I think it is fair to interpret this as admitting that we will accomplish the same societal value with a smaller proportion of the creative, well educated population. That portion of our creative population will be available to help solve these problems. Some of them will have the resolve and resources to do so. I expect we would gain from increasing the size of that population but we have seemed to struggle to do so.
In the long-term you're correct, society will rebalance itself and will make better use of the available brain power. In the short-term some jobs in the industries will just disappear and those people will not find another right away in the same industry.
It's specially hard on entry level jobs: a beginner designer would come up with a few designs and a more experienced designer would shoot some down and approve others, thus helping the beginner learn and improve. The company needed the beginner to do the leg work that would be too expensive to pay the experience designer to do. Now the experienced designer does not need the beginner at all, just the AI as they already know what is a good design, and for actually zero cost.

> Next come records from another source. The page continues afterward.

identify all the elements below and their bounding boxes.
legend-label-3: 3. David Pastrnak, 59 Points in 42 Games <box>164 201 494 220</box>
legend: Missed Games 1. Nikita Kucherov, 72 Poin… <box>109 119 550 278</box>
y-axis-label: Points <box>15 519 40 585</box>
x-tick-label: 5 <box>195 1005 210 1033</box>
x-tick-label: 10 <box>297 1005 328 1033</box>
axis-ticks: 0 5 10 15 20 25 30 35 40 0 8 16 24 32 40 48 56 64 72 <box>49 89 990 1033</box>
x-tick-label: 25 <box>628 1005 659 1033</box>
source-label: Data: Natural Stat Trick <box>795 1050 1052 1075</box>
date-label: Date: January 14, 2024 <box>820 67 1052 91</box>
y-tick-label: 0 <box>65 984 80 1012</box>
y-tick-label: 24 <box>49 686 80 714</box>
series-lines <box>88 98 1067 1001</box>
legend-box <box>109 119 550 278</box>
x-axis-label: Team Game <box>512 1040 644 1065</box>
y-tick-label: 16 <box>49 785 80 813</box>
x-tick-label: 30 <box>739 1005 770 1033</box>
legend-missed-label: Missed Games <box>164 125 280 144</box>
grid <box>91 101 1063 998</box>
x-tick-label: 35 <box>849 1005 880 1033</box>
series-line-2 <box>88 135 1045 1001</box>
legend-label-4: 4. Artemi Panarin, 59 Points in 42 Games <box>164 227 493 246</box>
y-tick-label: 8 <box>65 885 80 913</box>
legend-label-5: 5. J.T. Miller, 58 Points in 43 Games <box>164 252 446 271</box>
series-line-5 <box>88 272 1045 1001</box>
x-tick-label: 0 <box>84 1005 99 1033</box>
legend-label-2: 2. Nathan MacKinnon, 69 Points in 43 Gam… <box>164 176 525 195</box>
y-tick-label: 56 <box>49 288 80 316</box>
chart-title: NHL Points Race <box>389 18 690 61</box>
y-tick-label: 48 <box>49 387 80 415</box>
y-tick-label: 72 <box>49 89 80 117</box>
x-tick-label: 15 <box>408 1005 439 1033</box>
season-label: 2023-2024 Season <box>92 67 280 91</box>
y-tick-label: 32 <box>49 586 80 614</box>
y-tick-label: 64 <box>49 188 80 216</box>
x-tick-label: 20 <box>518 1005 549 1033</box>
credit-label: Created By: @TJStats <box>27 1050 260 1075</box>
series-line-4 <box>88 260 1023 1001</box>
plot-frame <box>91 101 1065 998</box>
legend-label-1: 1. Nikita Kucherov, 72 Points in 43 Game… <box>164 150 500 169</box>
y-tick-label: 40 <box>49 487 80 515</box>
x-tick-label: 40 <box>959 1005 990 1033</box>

The beginner designer in this example will not be able to find another job in the industry, because they do not yet possess any skill that is valuable, and will never acquire the experience necessary for those skills. Maybe they'll transition to a different industry, but that will take some amount of time and for that time they may be unemployed.
And the bigger issue even is when these expert designers retire - where do we get more experts? Do we become the elohoi of "The Time Machine" where we don't know how to do anything? Is AI really going to completely replace these designers in their work lifespan?